# In Perms Of

13 is a prime number, divisible only by itself and 1. Perm 13 and you get 31, which is also a prime number. The same is true of 17, 37 and 79. There are only two possible permutations – 2 x 1 – of a two-digit number, so base-10 is terminally permal for two-digit primes:

```13, 31
17, 71
37, 73
79, 97
```

What about three-digit primes? Now there are six possible permutations: 3 x 2 x 1. But base-10 is not terminally permal for three-digit primes.
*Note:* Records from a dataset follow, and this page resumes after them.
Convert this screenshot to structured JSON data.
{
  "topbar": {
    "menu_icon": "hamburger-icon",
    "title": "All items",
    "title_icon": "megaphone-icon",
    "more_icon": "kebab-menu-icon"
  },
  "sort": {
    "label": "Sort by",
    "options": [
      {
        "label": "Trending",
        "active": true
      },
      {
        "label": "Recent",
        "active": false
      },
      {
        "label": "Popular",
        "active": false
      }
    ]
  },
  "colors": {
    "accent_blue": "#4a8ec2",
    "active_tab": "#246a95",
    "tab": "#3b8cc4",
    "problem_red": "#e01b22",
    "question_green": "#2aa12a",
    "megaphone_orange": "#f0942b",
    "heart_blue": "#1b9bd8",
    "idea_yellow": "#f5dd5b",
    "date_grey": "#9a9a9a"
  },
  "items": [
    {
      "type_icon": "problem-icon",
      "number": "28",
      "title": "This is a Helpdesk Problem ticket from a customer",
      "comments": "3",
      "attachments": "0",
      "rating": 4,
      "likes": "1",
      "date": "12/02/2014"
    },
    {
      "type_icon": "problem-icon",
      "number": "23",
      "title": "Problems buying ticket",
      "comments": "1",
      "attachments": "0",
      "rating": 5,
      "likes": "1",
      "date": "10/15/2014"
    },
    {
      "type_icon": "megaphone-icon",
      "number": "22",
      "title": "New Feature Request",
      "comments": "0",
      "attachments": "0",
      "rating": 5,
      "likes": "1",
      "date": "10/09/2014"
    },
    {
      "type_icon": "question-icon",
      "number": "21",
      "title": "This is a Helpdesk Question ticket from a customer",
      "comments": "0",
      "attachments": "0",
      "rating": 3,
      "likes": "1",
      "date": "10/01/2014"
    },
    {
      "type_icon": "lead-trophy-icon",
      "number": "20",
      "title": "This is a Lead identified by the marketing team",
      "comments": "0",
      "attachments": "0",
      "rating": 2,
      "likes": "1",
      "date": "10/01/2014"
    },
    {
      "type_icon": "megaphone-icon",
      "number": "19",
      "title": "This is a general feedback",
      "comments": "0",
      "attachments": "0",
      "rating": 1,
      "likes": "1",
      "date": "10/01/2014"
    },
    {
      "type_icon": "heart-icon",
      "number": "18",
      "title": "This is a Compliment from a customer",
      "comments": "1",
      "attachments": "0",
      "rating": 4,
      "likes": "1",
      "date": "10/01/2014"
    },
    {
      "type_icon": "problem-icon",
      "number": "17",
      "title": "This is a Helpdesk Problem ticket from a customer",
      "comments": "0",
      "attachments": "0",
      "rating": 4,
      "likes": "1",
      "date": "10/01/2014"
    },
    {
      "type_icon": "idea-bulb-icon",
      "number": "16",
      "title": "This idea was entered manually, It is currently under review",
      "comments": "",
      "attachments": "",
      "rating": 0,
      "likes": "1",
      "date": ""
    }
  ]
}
This is the best it does:

```149, 419, 491, 941
179, 197, 719, 971
379, 397, 739, 937
```

Fortunately, we aren’t restricted to base-10. Take a step up and you’ll find that base-11 is terminally permal for three-digit primes (139 in base-11 = 1 x 11^2 + 3 x 11 + 9 = 163 in base-10):

```139, 193, 319, 391, 913, 931 (6 primes) (base=11)

163, 223, 383, 463, 1103, 1123 (base=10)
```

Four-digit primes have twenty-four possible permutations – 4 x 3 x 2 x 1 – and base-10 again falls short:

```1237, 1327, 1723, 2137, 2371,
2713, 2731, 3217, 3271, 7213,
7321 (11 primes)

1279, 1297, 2179, 2719, 2791,
2917, 2971, 7129, 7219, 9127,
9721
```

For four-digit primes, the most permal base I’ve discovered so far is base-13 (where B represents [11]):

```134B, 13B4, 14B3, 1B34, 1B43,
314B, 31B4, 34B1, 3B14, 413B,
41B3, 431B, 43B1, 4B13, 4B31,
B134, B143, B314, B413 (19 primes) (base=13)

2767, 2851, 3019, 4099, 4111,
6823, 6907, 7411, 8467, 9007,
9103, 9319, 9439, 10663, 10687,
24379, 24391, 24691, 24859 (base=10)
```

Is there a base in which all permutations of some four-digit number are prime? I think so, but I haven’t found it yet. Is there always some base, b, in which all permutations of some d-digit number are prime? Is there an infinity of bases in which all permutations of some d-digit number are prime? Easy to ask, difficult to answer. For me, anyway.